From the plot of the two interpolated signals, observe that the simulation output completely overlaps with the PIL output. The plot of the difference between the signals confirms this, with a constant value of 0, and indicates that the absolute sample tolerance is less than 1e-6
.
Compare Performance
Compare the performance of a particular block with plain C code (without CRL) and CMSIS code (with CRL).
Enable Code Profiling
To enable code profiling, follow these steps:
Open the Simulink model Configuration Parameters dialog box and go to Code Generation > Verification. Select Measure task execution time.
Set Measure function execution times to
Detailed (all function call sites)
. Set toCoarse (referenced models and subsystems only)
if you are instead looking for overall model performance.On the SIL/PIL tab, run automated verification again.
Obtain Profiling Information
To obtain profiling information, you can use a code execution profiling report or the Code Profile Analyzer.
Code Execution Profiling Report
To obtain profiling information using a code execution profiling report, follow these steps:
On the SIL/PIL tab, in the Results section, select Generate Report.
The Profiled Sections of Code section of the report lists the execution time obtained for each of the model functions.
In this section, verify the block profiling. Click the MATLAB icon in line with the
stm32f746g_ifir_filter_step
.
ticksWithCRL = outputWithCRL.get('executionProfile').Sections(2).TotalExecutionTimeInTicks
ticksWithCRL = uint64
57287533
The returned value of TotalExecutionTimeInTicks
indicates the number of cycles consumed with ARM Cortex-M CRL enabled, as 57287533
cycles. Now, calculate the number of steps consumed without the CRL enabled, and compare the two values.
set_param('stm32f746g_ifir_filter','CodeReplacementLibrary','None'); outputWithoutCRL = sim('stm32f746g_ifir_filter.slx'); ticksWithoutCRL = outputWithoutCRL.get('executionProfile').Sections(2).TotalExecutionTimeInTicks
ticksWithoutCRL = uint64
94821678
speedUp = ticksWithoutCRL/ticksWithCRL
speedUp = uint64
2
bar(["ARM Cortex-M CRL","plain C"],[ticksWithCRL; ticksWithoutCRL],0.4) ylabel('Execution Time (ticks)'); title('Performance Comparison of ARM Cortex-M CRL vs. plain C');
The total cycles consumed by the step function without selecting the CRL is 94821678
cycles. Thus, by using CRL, the performance improves by a factor of two.
Code Profile Analyzer
To obtain profiling information using the Code Profile Analyzer, follow these steps:
To open Code Profile Analyzer, on the SIL/PIL tab, select the bottom section of the Compare Runs split button and click Code Profile Analyzer.

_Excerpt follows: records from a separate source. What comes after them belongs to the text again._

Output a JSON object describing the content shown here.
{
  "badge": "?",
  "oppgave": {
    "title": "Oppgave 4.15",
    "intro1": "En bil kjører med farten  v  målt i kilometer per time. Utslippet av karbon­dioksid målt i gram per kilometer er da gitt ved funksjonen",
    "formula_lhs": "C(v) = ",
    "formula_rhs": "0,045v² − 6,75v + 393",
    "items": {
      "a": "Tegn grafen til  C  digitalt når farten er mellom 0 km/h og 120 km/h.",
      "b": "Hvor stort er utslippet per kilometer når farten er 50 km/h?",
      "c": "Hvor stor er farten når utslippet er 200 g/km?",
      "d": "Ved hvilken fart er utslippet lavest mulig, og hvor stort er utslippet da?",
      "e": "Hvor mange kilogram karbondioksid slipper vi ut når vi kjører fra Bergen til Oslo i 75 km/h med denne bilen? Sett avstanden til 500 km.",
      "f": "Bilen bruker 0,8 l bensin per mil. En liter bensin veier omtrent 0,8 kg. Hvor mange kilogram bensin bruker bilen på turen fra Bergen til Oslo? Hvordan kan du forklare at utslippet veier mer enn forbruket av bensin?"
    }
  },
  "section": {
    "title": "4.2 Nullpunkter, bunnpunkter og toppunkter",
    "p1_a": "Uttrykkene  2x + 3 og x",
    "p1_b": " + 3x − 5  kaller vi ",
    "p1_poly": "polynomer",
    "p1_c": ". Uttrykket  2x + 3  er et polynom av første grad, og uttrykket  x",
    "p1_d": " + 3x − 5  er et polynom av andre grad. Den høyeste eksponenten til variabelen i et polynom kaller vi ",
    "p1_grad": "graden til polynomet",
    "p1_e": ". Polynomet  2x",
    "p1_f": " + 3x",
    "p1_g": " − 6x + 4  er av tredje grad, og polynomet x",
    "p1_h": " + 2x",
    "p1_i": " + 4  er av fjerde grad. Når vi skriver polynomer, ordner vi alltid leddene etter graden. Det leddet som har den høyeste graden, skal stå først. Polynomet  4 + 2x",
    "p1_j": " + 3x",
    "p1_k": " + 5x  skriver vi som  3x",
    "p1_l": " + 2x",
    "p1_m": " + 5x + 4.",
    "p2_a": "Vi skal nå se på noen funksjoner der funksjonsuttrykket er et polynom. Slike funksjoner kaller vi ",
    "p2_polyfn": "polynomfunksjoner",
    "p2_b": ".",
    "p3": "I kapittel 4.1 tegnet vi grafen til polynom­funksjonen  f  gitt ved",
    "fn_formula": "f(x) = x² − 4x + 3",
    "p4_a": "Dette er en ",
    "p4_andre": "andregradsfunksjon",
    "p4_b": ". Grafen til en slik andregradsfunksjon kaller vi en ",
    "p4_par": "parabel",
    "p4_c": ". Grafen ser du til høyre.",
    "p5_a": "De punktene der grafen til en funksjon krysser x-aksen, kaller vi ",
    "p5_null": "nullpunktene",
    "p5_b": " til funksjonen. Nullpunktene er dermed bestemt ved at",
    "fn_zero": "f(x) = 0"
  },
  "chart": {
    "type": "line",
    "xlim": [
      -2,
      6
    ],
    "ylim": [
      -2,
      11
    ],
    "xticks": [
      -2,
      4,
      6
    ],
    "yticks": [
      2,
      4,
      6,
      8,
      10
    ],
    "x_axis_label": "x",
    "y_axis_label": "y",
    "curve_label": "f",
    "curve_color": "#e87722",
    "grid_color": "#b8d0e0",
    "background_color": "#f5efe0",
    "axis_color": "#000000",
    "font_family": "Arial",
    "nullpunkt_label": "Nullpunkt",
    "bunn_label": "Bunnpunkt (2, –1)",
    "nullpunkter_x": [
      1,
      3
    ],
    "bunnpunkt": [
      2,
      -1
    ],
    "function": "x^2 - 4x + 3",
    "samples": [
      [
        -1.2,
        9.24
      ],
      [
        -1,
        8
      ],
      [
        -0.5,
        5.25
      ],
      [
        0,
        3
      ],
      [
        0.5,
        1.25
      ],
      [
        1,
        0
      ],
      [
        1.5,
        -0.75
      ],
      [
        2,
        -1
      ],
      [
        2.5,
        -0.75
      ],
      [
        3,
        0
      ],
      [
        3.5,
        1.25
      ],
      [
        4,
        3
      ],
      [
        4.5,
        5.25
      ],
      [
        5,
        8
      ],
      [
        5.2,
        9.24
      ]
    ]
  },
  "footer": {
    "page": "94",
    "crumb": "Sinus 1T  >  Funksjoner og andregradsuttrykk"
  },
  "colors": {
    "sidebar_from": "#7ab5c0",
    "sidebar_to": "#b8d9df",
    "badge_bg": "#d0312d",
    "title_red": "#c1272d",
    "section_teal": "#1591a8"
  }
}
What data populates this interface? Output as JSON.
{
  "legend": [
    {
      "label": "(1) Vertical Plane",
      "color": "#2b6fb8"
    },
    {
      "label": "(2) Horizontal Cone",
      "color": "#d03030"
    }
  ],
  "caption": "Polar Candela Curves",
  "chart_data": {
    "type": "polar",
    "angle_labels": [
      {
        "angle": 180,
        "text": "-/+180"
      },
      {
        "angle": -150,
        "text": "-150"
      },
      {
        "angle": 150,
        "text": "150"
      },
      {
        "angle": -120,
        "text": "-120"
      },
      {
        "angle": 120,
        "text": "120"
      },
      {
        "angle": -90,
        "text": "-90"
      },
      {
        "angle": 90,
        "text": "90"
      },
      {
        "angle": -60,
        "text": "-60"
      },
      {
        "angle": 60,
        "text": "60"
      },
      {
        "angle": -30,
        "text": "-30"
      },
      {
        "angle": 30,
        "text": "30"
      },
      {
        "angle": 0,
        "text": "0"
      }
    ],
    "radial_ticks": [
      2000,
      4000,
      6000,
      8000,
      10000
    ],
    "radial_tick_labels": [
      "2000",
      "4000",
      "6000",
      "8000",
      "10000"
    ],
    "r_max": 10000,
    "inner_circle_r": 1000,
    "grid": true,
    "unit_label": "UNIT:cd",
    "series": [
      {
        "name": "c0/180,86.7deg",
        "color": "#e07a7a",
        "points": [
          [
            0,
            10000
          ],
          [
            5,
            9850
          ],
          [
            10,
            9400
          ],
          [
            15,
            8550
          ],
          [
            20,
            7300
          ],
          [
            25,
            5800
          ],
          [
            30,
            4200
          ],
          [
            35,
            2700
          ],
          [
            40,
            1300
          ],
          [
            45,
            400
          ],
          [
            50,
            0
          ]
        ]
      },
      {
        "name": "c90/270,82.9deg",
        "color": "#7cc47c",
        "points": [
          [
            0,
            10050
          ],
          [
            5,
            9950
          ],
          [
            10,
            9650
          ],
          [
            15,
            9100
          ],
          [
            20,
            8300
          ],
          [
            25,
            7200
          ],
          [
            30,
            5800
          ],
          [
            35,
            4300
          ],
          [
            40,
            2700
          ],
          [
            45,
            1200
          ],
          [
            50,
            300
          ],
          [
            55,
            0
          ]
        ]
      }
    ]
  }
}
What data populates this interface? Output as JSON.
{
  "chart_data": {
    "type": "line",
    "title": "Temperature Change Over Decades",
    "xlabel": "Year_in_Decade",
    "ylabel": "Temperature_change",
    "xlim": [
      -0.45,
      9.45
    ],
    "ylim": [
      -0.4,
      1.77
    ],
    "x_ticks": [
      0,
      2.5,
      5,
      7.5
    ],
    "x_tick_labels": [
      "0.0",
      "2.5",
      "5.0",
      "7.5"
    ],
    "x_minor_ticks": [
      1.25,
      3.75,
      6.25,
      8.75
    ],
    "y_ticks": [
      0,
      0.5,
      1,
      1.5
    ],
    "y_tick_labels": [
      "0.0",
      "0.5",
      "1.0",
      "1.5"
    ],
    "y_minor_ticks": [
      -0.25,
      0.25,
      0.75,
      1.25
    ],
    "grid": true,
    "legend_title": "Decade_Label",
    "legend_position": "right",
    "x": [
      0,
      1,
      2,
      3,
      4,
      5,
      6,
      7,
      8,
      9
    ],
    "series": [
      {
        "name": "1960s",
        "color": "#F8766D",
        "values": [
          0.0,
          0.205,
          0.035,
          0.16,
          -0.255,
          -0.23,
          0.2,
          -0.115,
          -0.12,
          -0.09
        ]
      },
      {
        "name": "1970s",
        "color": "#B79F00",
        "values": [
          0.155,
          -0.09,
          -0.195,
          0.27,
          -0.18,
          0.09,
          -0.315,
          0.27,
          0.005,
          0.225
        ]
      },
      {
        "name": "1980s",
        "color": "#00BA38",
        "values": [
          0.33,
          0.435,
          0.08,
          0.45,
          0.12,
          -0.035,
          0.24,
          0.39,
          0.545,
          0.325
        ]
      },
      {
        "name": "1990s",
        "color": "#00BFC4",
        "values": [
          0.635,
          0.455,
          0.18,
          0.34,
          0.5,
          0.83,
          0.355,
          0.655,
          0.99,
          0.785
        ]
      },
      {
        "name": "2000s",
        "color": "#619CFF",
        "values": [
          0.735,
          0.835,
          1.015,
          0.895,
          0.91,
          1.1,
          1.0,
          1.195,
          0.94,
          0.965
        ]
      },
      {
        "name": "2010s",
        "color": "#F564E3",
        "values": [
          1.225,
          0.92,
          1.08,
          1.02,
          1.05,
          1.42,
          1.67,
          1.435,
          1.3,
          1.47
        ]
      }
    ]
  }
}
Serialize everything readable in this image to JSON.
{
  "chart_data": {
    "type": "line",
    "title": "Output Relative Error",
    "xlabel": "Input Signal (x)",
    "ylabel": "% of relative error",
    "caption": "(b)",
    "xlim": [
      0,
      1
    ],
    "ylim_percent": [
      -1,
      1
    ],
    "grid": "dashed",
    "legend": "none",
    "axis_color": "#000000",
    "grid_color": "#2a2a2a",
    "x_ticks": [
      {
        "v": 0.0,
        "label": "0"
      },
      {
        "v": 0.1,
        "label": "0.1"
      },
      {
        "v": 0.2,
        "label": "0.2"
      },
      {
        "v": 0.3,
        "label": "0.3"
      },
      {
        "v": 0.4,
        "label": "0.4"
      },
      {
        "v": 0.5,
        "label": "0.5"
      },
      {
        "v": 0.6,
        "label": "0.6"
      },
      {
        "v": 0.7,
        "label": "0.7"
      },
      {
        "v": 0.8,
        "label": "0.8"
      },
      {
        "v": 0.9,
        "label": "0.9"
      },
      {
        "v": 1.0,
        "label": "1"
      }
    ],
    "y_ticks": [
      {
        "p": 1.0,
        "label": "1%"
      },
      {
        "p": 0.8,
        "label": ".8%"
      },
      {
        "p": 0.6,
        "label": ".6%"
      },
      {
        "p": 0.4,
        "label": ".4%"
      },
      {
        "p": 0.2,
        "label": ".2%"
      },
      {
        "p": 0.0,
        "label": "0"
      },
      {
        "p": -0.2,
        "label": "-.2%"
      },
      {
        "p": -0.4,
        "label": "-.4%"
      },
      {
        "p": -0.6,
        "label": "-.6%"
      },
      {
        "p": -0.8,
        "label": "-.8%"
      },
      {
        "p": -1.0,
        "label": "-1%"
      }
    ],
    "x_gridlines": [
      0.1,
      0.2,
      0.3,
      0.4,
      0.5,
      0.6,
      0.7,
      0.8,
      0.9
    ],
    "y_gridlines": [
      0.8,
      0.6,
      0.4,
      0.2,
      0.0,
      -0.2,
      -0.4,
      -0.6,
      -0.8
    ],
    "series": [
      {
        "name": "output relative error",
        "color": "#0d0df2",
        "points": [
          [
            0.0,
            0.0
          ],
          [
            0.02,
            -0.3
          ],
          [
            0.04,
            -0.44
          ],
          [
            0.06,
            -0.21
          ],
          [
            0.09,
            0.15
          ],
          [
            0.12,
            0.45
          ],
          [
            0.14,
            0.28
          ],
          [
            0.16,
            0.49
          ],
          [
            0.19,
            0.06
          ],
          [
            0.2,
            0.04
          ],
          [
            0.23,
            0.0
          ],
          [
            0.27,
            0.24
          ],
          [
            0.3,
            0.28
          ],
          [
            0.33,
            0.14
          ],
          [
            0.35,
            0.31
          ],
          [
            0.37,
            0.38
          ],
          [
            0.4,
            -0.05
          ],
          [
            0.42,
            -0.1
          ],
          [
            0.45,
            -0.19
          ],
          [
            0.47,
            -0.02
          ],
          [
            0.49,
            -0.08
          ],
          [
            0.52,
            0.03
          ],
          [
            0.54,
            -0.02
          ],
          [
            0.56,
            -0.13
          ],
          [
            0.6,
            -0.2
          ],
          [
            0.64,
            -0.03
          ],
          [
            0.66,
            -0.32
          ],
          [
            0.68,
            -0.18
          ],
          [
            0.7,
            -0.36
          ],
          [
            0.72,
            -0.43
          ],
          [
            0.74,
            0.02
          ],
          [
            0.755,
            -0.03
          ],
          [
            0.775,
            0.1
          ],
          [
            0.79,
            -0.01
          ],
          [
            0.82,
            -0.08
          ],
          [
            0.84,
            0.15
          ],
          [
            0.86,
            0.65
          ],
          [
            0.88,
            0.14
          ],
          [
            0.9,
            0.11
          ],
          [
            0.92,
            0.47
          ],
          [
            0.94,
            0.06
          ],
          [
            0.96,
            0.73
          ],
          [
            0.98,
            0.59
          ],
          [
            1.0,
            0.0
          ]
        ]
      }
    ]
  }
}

In the Analysis section of the Time Profiling tab, select Function Execution.
In the Function Execution pane, in the Function Execution Times section, verify the Maximum Execution Time and Average Execution Time for the FIR Decimation, Discrete FIR Filter, and FIR Interpolation blocks. You can also consider just the Average Execution Time for the whole simulation.
Optionally, you can also verify the relative execution times of the caller and called functions in the generated code.